Мы и поныне заняты огромной, неусыпной работой на завещанной нам земле. Одни — в одиночку. Другие — в колоннах. Но все равно — всенародно. Наши пляски, а то и ссоры, наши стихи, а то и горькие тризны — несметное богатство, все умножаемое.
Наши могилки, как ласточки, разлетелись на восток и на запад. И мы идем, как весна. Мы заняты домашним делом, но мир слишком нервно поглядывает, как мы корчуем болота или разогреваем моторы на тыловых танкодромах. Но, ей-богу, этот страх от незнания. Мы государственные, служилые люди, ибо так уж устроены наши речушки и луговинки. Наши низкие тучки и церкви, полные колхозного зерна и картофеля. Наши министерства, университеты и склады с вахтерами у дверей. Мы в великих трудах и радениях провели по земле черту, отметив шестую часть суши. И можно твердо верить, что эта черта не сотрется. Мы смотрим в будущее воспаленными от напряжения глазами. И когда одни глаза выцветают, рядом загораются новые. И пока светит на нас из вселенной гигантский прожектор, мы будем чувствовать свою одержимость, нашу государственную принадлежность, стремление к звездам небесным…»

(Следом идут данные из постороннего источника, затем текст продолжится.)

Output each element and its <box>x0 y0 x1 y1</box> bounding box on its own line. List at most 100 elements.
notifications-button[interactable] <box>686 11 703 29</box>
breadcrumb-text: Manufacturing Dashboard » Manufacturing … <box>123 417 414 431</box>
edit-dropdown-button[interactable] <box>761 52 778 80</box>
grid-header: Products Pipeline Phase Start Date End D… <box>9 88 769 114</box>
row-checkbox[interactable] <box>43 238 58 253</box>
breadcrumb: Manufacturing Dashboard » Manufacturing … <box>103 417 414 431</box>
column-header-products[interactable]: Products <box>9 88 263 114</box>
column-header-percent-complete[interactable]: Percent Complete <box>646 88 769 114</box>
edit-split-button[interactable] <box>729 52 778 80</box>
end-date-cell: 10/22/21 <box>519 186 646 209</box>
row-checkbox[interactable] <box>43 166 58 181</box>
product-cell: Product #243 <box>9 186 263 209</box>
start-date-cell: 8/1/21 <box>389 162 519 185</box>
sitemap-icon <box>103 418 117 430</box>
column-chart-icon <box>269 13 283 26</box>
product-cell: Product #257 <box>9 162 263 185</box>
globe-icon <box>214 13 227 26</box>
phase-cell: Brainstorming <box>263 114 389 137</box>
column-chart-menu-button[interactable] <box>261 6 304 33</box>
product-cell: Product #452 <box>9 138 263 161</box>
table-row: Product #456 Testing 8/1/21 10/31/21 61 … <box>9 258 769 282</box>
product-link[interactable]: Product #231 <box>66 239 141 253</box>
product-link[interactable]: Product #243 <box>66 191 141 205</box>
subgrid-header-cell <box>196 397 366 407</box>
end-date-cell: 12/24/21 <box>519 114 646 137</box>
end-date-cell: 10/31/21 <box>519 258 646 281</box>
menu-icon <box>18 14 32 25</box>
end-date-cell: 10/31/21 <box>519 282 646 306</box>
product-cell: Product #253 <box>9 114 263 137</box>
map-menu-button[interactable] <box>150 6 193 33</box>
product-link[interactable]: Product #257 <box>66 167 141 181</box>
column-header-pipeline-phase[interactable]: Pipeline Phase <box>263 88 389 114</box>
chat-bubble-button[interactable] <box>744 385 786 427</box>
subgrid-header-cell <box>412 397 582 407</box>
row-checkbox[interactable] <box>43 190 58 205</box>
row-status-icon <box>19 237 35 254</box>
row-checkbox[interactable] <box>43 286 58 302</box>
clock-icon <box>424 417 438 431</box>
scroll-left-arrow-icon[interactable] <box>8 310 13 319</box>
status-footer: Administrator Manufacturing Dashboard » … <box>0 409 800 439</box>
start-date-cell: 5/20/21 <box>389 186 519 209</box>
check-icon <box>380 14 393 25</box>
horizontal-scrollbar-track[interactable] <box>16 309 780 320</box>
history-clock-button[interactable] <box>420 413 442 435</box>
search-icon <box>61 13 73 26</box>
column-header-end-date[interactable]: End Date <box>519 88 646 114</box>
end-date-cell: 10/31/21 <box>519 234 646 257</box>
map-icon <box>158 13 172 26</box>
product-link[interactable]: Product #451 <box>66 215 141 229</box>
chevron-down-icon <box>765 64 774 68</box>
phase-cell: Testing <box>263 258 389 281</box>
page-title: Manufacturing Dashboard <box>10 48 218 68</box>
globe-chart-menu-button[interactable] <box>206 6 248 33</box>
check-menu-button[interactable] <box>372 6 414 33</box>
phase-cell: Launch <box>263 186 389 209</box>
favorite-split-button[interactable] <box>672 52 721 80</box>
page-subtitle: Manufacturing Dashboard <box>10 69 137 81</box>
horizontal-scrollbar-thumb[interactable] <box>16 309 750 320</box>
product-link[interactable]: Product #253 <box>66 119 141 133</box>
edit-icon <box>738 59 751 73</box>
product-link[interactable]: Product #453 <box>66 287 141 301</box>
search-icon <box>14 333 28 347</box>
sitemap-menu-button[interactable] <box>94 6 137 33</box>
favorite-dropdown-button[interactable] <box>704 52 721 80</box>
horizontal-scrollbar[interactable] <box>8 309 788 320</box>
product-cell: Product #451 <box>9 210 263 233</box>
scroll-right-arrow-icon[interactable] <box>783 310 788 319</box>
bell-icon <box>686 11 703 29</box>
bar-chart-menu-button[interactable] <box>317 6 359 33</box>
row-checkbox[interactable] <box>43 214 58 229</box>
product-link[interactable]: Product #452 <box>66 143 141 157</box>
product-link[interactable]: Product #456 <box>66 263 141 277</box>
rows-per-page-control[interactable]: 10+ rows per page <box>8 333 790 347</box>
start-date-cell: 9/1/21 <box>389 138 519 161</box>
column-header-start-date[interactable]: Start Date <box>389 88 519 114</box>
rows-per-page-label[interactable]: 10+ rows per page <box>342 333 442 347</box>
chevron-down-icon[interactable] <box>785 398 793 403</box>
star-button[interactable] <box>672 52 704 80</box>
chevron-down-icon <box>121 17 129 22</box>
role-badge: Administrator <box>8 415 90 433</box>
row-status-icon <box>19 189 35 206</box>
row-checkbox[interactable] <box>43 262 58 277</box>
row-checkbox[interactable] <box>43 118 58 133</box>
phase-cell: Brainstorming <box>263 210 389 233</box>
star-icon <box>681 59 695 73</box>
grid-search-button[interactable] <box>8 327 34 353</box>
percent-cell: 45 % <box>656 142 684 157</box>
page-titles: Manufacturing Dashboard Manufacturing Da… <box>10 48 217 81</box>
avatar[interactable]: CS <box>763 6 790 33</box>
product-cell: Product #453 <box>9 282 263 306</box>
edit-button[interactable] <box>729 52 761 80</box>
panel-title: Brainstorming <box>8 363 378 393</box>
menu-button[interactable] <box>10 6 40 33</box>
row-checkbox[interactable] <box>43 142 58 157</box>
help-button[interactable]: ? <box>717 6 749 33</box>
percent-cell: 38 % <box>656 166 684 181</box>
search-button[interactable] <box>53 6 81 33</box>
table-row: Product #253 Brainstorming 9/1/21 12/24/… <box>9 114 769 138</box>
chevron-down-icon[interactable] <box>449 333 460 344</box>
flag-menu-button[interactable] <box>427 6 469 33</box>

Лица былых врагов исчезли. Оставалось только одно ее лицо.
— А как кончилось великое зимование? Как мамонту удалось уцелеть? — спросила она, трогая рыбу и яблоко, отвечавшие звоном.
— Просто он был не мамонтом, а первым современным слоном. А мамонты и ихтиозавры замерзли. Эволюция в нашу пользу…
— Просто я тебе блага желала…
Банки напоминали детали, отшлифованные до зеркального блеска. Нагретые его движением и силой, улавливали в светлую жесть воду, небо и луг. Голубоватые — наполнялись телесностью от ее близкой руки. Металл старых банок изменился, войдя в таинственную, звенящую связь с его рассказом, ее смехом и голосом. И он радовался этим копилкам, следил за их наполнением.
— Книга, которую ты писал, это та, что с цветком из Брюсселя?
— Ее перевод на французский… Писал ее, сидя на льдине, в полярной ночи, в моей комнатке в Столешниковом. Я тебя приведу, покажу… Копил листочки с каракулями… На машинистку деньги тогда с трудом наскребались…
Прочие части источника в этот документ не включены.